Publié le 23/02/2022
La prévention de la mort subite par le biais des défibrillateurs automatiques implantables (DAI) remonte à l’étude MADIT qui date de plus d’un quart de siècle.
C’est dans le post-infarctus du myocarde que leur efficacité a été établie, avant que ne soient définies des indications sélectives, en premier lieu la cardiopathie ischémique, devant la cardiomyopathie dilatée et les autres cardiopathies, en fonction de l’état clinique (classe NYHA), de la stratification du risque et les valeurs de la fraction d’éjection ventriculaire gauche (FEVG) en règle < 35 %.

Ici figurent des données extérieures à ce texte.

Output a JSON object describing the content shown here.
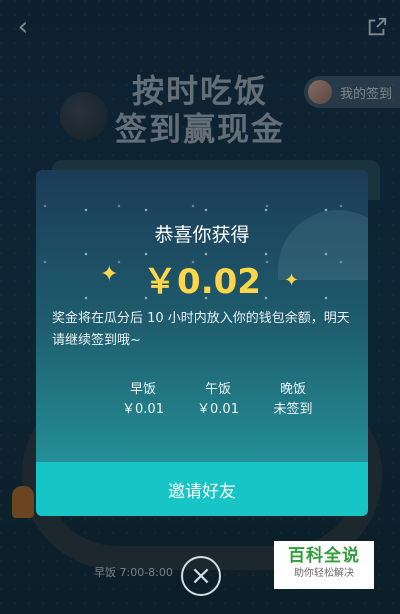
{
  "header": {
    "back_icon": "chevron-left-icon",
    "share_icon": "share-icon"
  },
  "hero": {
    "title_line1": "按时吃饭",
    "title_line2": "签到赢现金",
    "my_checkin_label": "我的签到"
  },
  "background": {
    "meal_time_label": "早饭 7:00-8:00"
  },
  "modal": {
    "heading": "恭喜你获得",
    "amount": "￥0.02",
    "description": "奖金将在瓜分后 10 小时内放入你的钱包余额，明天请继续签到哦~",
    "meals": [
      {
        "name": "早饭",
        "value": "￥0.01"
      },
      {
        "name": "午饭",
        "value": "￥0.01"
      },
      {
        "name": "晚饭",
        "value": "未签到"
      }
    ],
    "invite_button": "邀请好友",
    "close_icon": "close-icon"
  },
  "watermark": {
    "title": "百科全说",
    "subtitle": "助你轻松解决"
  },
  "colors": {
    "accent": "#17c5c6",
    "amount": "#ffd54a"
  }
}
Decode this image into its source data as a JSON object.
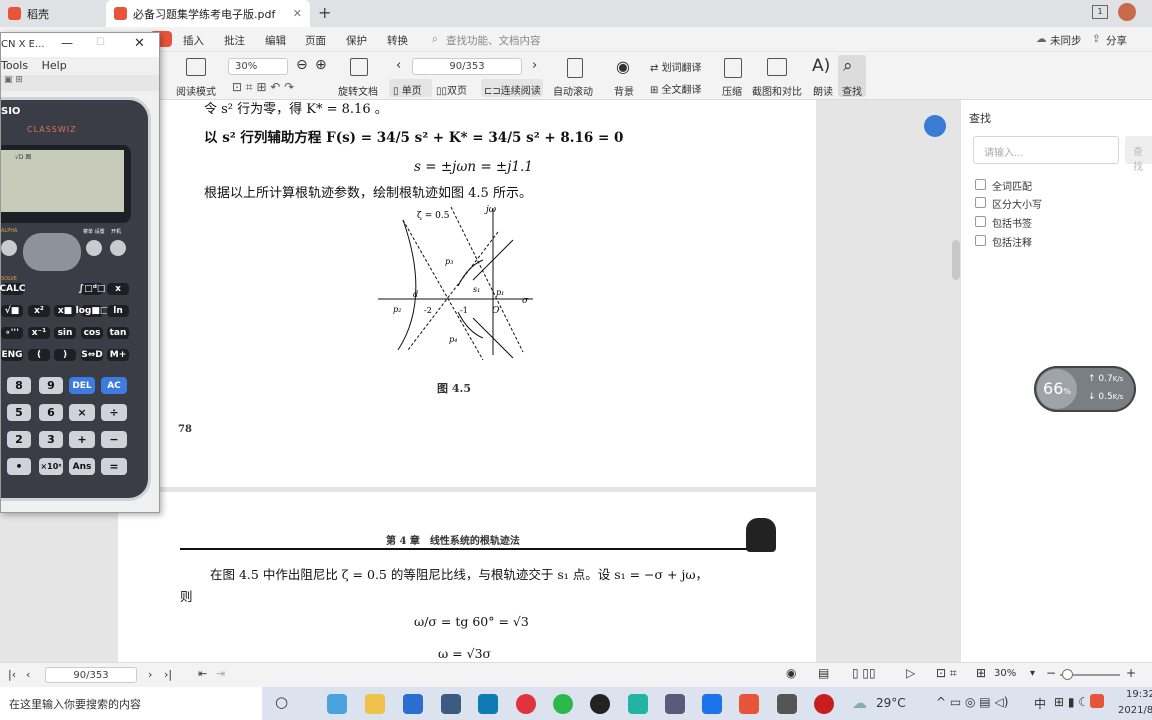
{
  "tabs": [
    {
      "label": "稻壳"
    },
    {
      "label": "必备习题集学练考电子版.pdf"
    }
  ],
  "window_controls": {
    "restore": "1"
  },
  "menu": {
    "items": [
      "插入",
      "批注",
      "编辑",
      "页面",
      "保护",
      "转换"
    ],
    "search_placeholder": "查找功能、文档内容",
    "sync": "未同步",
    "share": "分享"
  },
  "toolbar": {
    "read_mode": "阅读模式",
    "zoom": "30%",
    "rotate": "旋转文档",
    "page_nav": "90/353",
    "single": "单页",
    "double": "双页",
    "continuous": "连续阅读",
    "auto_scroll": "自动滚动",
    "background": "背景",
    "translate_select": "划词翻译",
    "translate_full": "全文翻译",
    "compress": "压缩",
    "screenshot": "截图和对比",
    "read_aloud": "朗读",
    "find": "查找"
  },
  "calculator": {
    "title": "CN X E...",
    "menu": [
      "Tools",
      "Help"
    ],
    "brand": "SIO",
    "model": "CLASSWIZ",
    "screen_indicator": "√D 图",
    "keys_row1": [
      "CALC",
      "∫□ᵈ□",
      "x"
    ],
    "keys_row2": [
      "√■",
      "x²",
      "x■",
      "log■□",
      "ln"
    ],
    "keys_row3": [
      "(-)",
      "∘'''",
      "x⁻¹",
      "sin",
      "cos",
      "tan"
    ],
    "keys_row4": [
      "ENG",
      "(",
      ")",
      "S⇔D",
      "M+"
    ],
    "keys_row5": [
      "8",
      "9",
      "DEL",
      "AC"
    ],
    "keys_row6": [
      "5",
      "6",
      "×",
      "÷"
    ],
    "keys_row7": [
      "2",
      "3",
      "+",
      "−"
    ],
    "keys_row8": [
      "•",
      "×10ˣ",
      "Ans",
      "="
    ],
    "labels": {
      "alpha": "ALPHA",
      "solve": "SOLVE",
      "menu_setup": "菜单 设置",
      "on": "开机"
    }
  },
  "page1": {
    "line0": "令 s² 行为零，得 K* = 8.16 。",
    "line1": "以 s² 行列辅助方程 F(s) = 34/5 s² + K* = 34/5 s² + 8.16 = 0",
    "line2": "s = ±jωn = ±j1.1",
    "line3": "根据以上所计算根轨迹参数，绘制根轨迹如图 4.5 所示。",
    "fig": {
      "zeta": "ζ = 0.5",
      "jw": "jω",
      "sigma": "σ",
      "p1": "p₁",
      "p2": "p₂",
      "p3": "p₃",
      "p4": "p₄",
      "s1": "s₁",
      "d": "d",
      "m2": "-2",
      "m1": "-1",
      "O": "O"
    },
    "caption": "图 4.5",
    "page_no": "78"
  },
  "page2": {
    "header": "第 4 章　线性系统的根轨迹法",
    "line1": "在图 4.5 中作出阻尼比 ζ = 0.5 的等阻尼比线，与根轨迹交于 s₁ 点。设 s₁ = −σ + jω，",
    "line2": "则",
    "eq1": "ω/σ = tg 60° = √3",
    "eq2": "ω = √3σ"
  },
  "find_panel": {
    "title": "查找",
    "placeholder": "请输入...",
    "button": "查找",
    "options": [
      "全词匹配",
      "区分大小写",
      "包括书签",
      "包括注释"
    ]
  },
  "net_widget": {
    "percent": "66",
    "unit": "%",
    "up": "0.7",
    "down": "0.5",
    "rate_unit": "K/s"
  },
  "status": {
    "page": "90/353",
    "zoom": "30%"
  },
  "taskbar": {
    "search": "在这里输入你要搜索的内容",
    "weather": "29°C",
    "time": "19:32",
    "date": "2021/8"
  }
}
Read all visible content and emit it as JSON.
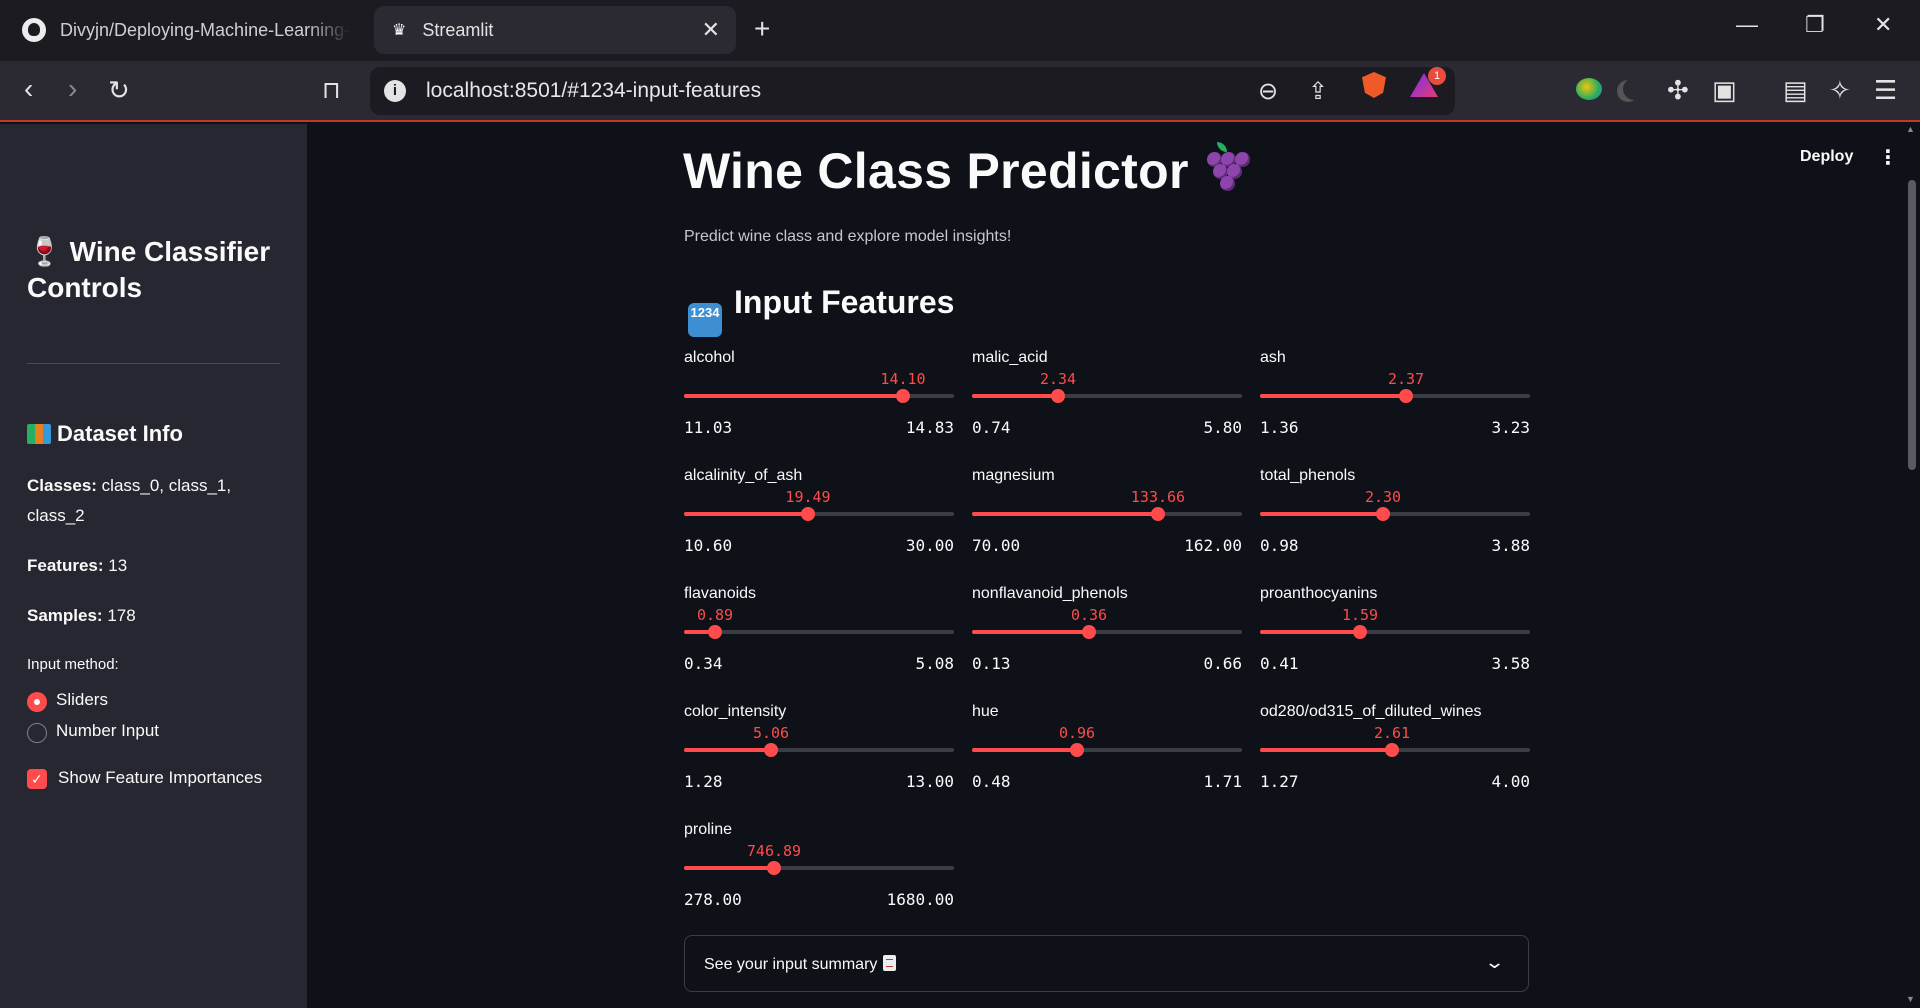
{
  "browser": {
    "tabs": [
      {
        "title": "Divyjn/Deploying-Machine-Learning-"
      },
      {
        "title": "Streamlit"
      }
    ],
    "url": "localhost:8501/#1234-input-features",
    "rewards_badge": "1"
  },
  "header": {
    "deploy_label": "Deploy"
  },
  "sidebar": {
    "title": "🍷 Wine Classifier Controls",
    "dataset_heading": "Dataset Info",
    "classes_label": "Classes:",
    "classes_value": " class_0, class_1, class_2",
    "features_label": "Features:",
    "features_value": " 13",
    "samples_label": "Samples:",
    "samples_value": " 178",
    "input_method_label": "Input method:",
    "input_options": [
      "Sliders",
      "Number Input"
    ],
    "selected_input": "Sliders",
    "show_importances_label": "Show Feature Importances",
    "show_importances_checked": true
  },
  "main": {
    "title": "Wine Class Predictor",
    "subtitle": "Predict wine class and explore model insights!",
    "section_heading": "Input Features",
    "section_icon_text": "1234",
    "sliders": [
      {
        "label": "alcohol",
        "value": "14.10",
        "min": "11.03",
        "max": "14.83",
        "fraction": 0.81
      },
      {
        "label": "malic_acid",
        "value": "2.34",
        "min": "0.74",
        "max": "5.80",
        "fraction": 0.32
      },
      {
        "label": "ash",
        "value": "2.37",
        "min": "1.36",
        "max": "3.23",
        "fraction": 0.54
      },
      {
        "label": "alcalinity_of_ash",
        "value": "19.49",
        "min": "10.60",
        "max": "30.00",
        "fraction": 0.46
      },
      {
        "label": "magnesium",
        "value": "133.66",
        "min": "70.00",
        "max": "162.00",
        "fraction": 0.69
      },
      {
        "label": "total_phenols",
        "value": "2.30",
        "min": "0.98",
        "max": "3.88",
        "fraction": 0.455
      },
      {
        "label": "flavanoids",
        "value": "0.89",
        "min": "0.34",
        "max": "5.08",
        "fraction": 0.116
      },
      {
        "label": "nonflavanoid_phenols",
        "value": "0.36",
        "min": "0.13",
        "max": "0.66",
        "fraction": 0.434
      },
      {
        "label": "proanthocyanins",
        "value": "1.59",
        "min": "0.41",
        "max": "3.58",
        "fraction": 0.372
      },
      {
        "label": "color_intensity",
        "value": "5.06",
        "min": "1.28",
        "max": "13.00",
        "fraction": 0.322
      },
      {
        "label": "hue",
        "value": "0.96",
        "min": "0.48",
        "max": "1.71",
        "fraction": 0.39
      },
      {
        "label": "od280/od315_of_diluted_wines",
        "value": "2.61",
        "min": "1.27",
        "max": "4.00",
        "fraction": 0.49
      },
      {
        "label": "proline",
        "value": "746.89",
        "min": "278.00",
        "max": "1680.00",
        "fraction": 0.334
      }
    ],
    "expander_label": "See your input summary"
  },
  "colors": {
    "accent": "#ff4b4b",
    "background": "#0e1117",
    "sidebar": "#262730"
  },
  "icons": [
    "github-icon",
    "streamlit-crown-icon",
    "close-icon",
    "plus-icon",
    "back-icon",
    "forward-icon",
    "reload-icon",
    "bookmark-icon",
    "info-icon",
    "zoom-out-icon",
    "share-icon",
    "brave-shield-icon",
    "rewards-icon",
    "extensions-icon",
    "wallet-icon",
    "menu-icon",
    "grapes-icon",
    "wine-glass-icon",
    "books-icon",
    "document-icon",
    "chevron-down-icon"
  ]
}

Si le nombre de DAI implantés en France en 2019 s’est élevé à 16 000, force est de reconnaître que leurs indications tendent à se restreindre depuis la publication de l’étude randomisée DANISH en 2016 : l’absence d’effet des DAI sur la mortalité globale au terme d’un suivi médian de 5,6 années avait alerté sur un rapport bénéfice/risque plus qu’incertain dans la cardiopathie non ischémique en dépit d’un dysfonctionnement ventriculaire gauche (FEVG <35 %).
Les patients les moins âgés (≤70 ans) faisaient quelque peu exception.
Extension du suivi de DANISH à 10 ans
Un suivi additionnel de quatre années fait l’objet d’une mise à jour publiée en ligne dans Circulation.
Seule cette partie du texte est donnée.